If each affiliate has a variety of subIDs you need to track (e.g., to identify various sites/campaigns where they've posted their affiliate link), they could add a custom parameter to each of their link URLs as explained previously, which would then be passed thru to your landing page URL.



Then custom scripting in your page could look for the value of that parameter in its URL and dynamically append that value to a &custom= parameter on all of your cart button URLs in your page -- e.g., https://www.e-junkie.com/ecom/gb.php?c=cart&i=XXXXXX&cl=173371&ejc=2&custom=SubIDGoesHere -- so clicking any cart button would pass that value to the cart as a custom parameter for the order.



If you need that custom value to be carried from page to page on your site, so all of your cart button URLs site-wide could have the &custom= value appended, your scripting might set a cookie for the custom value, and then it would read that cookie to get the value to append to the &custom= parameter in your site's cart button URLs.
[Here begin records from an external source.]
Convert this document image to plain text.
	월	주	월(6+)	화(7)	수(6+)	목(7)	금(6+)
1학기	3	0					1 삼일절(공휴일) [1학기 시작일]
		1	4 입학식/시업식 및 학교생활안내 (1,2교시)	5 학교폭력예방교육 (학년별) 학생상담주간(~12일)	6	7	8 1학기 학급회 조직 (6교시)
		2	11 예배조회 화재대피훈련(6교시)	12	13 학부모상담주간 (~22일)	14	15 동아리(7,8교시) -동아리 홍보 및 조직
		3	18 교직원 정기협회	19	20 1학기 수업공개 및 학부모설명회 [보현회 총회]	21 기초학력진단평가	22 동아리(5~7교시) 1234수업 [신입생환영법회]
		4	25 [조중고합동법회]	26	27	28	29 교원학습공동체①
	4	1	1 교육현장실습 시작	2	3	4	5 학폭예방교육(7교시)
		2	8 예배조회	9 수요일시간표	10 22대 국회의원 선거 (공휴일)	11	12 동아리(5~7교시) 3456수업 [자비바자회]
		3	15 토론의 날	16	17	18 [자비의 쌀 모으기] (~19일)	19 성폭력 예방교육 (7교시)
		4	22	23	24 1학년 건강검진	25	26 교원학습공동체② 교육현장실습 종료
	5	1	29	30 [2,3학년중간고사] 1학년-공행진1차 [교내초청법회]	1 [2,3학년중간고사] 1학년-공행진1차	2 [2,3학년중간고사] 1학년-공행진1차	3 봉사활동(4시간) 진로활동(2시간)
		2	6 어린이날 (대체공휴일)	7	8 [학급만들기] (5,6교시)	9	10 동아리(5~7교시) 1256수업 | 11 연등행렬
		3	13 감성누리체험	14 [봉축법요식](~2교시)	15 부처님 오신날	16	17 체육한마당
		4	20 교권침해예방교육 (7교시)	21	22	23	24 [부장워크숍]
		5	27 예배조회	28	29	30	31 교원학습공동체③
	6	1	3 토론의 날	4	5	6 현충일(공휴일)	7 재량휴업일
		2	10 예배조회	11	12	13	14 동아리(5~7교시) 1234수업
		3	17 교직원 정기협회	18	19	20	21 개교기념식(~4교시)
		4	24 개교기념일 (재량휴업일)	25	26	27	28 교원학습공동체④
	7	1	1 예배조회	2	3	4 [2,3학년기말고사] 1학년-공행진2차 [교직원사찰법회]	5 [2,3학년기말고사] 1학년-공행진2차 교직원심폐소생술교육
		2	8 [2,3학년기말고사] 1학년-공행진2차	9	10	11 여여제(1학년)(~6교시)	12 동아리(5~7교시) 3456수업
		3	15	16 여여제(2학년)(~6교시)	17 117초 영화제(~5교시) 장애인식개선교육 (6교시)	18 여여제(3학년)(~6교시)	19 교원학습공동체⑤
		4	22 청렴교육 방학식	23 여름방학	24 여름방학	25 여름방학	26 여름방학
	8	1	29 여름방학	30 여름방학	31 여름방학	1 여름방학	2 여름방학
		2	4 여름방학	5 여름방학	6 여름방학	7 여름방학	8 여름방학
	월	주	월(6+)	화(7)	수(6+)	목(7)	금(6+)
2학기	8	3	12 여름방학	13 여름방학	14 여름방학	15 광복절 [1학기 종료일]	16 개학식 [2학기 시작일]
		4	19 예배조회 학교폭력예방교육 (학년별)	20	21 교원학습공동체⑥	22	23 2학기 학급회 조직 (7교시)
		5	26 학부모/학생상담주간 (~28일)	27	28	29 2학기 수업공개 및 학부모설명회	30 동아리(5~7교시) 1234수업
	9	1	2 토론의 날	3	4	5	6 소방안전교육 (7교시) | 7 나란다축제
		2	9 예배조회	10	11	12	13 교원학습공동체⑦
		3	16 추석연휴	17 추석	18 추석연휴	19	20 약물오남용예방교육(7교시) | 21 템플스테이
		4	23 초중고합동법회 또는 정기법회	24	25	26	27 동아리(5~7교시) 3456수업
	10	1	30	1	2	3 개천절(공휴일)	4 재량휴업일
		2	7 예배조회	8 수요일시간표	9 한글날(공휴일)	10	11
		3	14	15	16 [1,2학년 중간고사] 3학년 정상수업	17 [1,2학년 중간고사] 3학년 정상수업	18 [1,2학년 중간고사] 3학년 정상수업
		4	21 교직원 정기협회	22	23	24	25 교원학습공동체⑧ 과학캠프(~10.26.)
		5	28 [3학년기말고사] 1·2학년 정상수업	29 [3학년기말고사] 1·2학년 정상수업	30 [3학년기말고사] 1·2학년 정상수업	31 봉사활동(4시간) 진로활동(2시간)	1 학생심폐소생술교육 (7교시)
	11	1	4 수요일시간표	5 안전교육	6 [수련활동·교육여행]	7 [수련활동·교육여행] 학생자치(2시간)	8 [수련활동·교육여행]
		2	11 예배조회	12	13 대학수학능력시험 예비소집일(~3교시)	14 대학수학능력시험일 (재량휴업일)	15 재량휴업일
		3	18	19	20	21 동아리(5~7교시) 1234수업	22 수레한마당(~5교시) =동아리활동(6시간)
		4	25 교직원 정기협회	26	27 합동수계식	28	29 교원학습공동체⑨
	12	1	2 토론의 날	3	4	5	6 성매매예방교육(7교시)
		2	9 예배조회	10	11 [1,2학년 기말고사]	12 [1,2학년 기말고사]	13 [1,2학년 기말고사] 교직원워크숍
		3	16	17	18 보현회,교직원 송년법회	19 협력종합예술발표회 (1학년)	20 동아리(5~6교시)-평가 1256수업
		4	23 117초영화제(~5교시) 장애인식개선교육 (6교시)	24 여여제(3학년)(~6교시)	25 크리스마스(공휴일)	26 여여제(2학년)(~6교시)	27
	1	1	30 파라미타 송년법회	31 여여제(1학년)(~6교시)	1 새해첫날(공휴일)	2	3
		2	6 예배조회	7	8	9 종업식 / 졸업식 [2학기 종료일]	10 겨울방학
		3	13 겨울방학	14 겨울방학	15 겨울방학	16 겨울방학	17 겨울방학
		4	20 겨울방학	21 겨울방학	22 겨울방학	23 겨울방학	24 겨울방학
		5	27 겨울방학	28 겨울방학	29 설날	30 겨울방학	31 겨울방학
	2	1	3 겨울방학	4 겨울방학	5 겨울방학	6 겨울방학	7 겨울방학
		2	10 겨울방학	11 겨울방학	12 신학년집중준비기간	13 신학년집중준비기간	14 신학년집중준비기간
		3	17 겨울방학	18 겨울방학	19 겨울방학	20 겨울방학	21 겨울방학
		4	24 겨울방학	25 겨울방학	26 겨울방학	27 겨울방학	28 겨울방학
BTW note that, although this custom value is passed to the cart by clicking an Add to Cart button, the custom value itself is only associated with the whole order, rather than any particular item in the order, so there could be only one custom value per order no matter how many items are ordered. Appending it to every cart button's URL just ensures that the custom value will be passed to the cart no matter which button(s) the buyer clicks.



That custom value would appear in your Transaction Log and can also be inserted in your thank-you pages using the [%custom%] template variable in your Common Thank-you Page HTML field, which would insert the order's custom value when the page is generated. This could even be used to insert that custom value within tracking code in your thank-you page, as the substitution is performed before the page is sent to the buyer's browser. If you have set up our Integration feature to POST order data back to a script URL at your end after checkout, the custom value would be included in those submissions as well.



The custom scripting in your site that I described above is something that would need to be programmed from scratch by an experienced Web developer, who would fully understand everything I've described here and recognize exactly how to implement it. This is not something that can be accomplished with settings in WordPress nor any ready-made WP plugin. Please contact developers in the directory I linked previously for help setting this up.

BTW, I'm still not clear about what overall objective you're trying to accomplish, but if you're using E-junkie's built-in affiliate system and merely want to identify the referring E-junkie affiliate in your thank-you pages or inside tracking code placed in those pages, that can be done without any of the above by simply adding the template code [%affiliate%] to your Common Thank-you Page HTML, which gets substituted with the affiliate's email address when the page is generated.